Весной Всеволод с дружиной отправился в набег и взял с собой меч и ладью. Однако следует рассказать, как вышло, что Всеволод стал хитрейшим из людей. А причина этому заключалась в том, что он вырос среди женщин на одном необитаемом острове.
Правителем Гардарики и отцом Всеволода был в те годы Зигебанд; в жены он взял Алогию, деву неизвестного рода, но доблестную, и она в благодарность родила ему сына Всеволода. Была Алогия весьма мудрой и сведущей в ткачестве, и ей открывались вещи, от прочих людей скрытые, и вот как это происходило: стоило ей лишь сесть за ткацкий станок и задуматься, как руки ее сами собой создавали особенные узоры.
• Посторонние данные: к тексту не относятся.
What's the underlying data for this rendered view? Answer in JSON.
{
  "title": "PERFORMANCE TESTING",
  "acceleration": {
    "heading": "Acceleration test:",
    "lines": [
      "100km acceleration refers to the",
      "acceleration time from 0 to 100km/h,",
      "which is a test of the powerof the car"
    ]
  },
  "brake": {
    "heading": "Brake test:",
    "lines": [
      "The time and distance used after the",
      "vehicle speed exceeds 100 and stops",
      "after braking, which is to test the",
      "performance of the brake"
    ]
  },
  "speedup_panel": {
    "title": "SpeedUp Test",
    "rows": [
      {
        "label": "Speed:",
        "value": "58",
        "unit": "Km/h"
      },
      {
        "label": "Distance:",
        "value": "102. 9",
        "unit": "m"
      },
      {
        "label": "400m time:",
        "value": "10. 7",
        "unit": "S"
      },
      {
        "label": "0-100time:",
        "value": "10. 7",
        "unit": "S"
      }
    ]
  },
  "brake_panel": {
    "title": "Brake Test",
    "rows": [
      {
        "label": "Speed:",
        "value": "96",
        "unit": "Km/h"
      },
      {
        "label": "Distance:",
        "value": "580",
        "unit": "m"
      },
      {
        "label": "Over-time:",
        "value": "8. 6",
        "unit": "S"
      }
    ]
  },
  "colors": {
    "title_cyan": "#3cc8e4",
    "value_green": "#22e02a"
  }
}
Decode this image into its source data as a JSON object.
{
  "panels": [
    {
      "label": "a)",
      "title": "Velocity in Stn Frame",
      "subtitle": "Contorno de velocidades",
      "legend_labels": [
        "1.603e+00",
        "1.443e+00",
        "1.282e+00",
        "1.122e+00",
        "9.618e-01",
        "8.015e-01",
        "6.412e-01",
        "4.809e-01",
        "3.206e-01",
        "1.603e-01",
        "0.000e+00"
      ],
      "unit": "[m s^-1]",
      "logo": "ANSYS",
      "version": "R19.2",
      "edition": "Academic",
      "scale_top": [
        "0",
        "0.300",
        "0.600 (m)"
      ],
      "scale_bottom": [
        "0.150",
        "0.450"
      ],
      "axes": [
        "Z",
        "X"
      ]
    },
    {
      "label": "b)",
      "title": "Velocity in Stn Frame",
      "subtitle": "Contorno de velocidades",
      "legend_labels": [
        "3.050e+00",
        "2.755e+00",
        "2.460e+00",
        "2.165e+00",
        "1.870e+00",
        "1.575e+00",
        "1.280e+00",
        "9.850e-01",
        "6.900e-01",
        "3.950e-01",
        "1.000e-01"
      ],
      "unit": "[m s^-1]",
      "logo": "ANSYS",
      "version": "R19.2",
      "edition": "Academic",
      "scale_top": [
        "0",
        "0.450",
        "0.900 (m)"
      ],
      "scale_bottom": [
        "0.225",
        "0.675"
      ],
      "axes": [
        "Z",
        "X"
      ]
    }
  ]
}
Если вглядываться в эти узоры, открыв душу судьбе, то приходил ответ на любой вопрос и можно было увидеть прошлое и будущее любого человека.
Вскоре после рождения Всеволода Алогия ткала плащ для сына и среди переплетения нитей разглядела, что его ждет одинокое детство вдали от родителей, плен и безвестное существование; но гибели она не увидела.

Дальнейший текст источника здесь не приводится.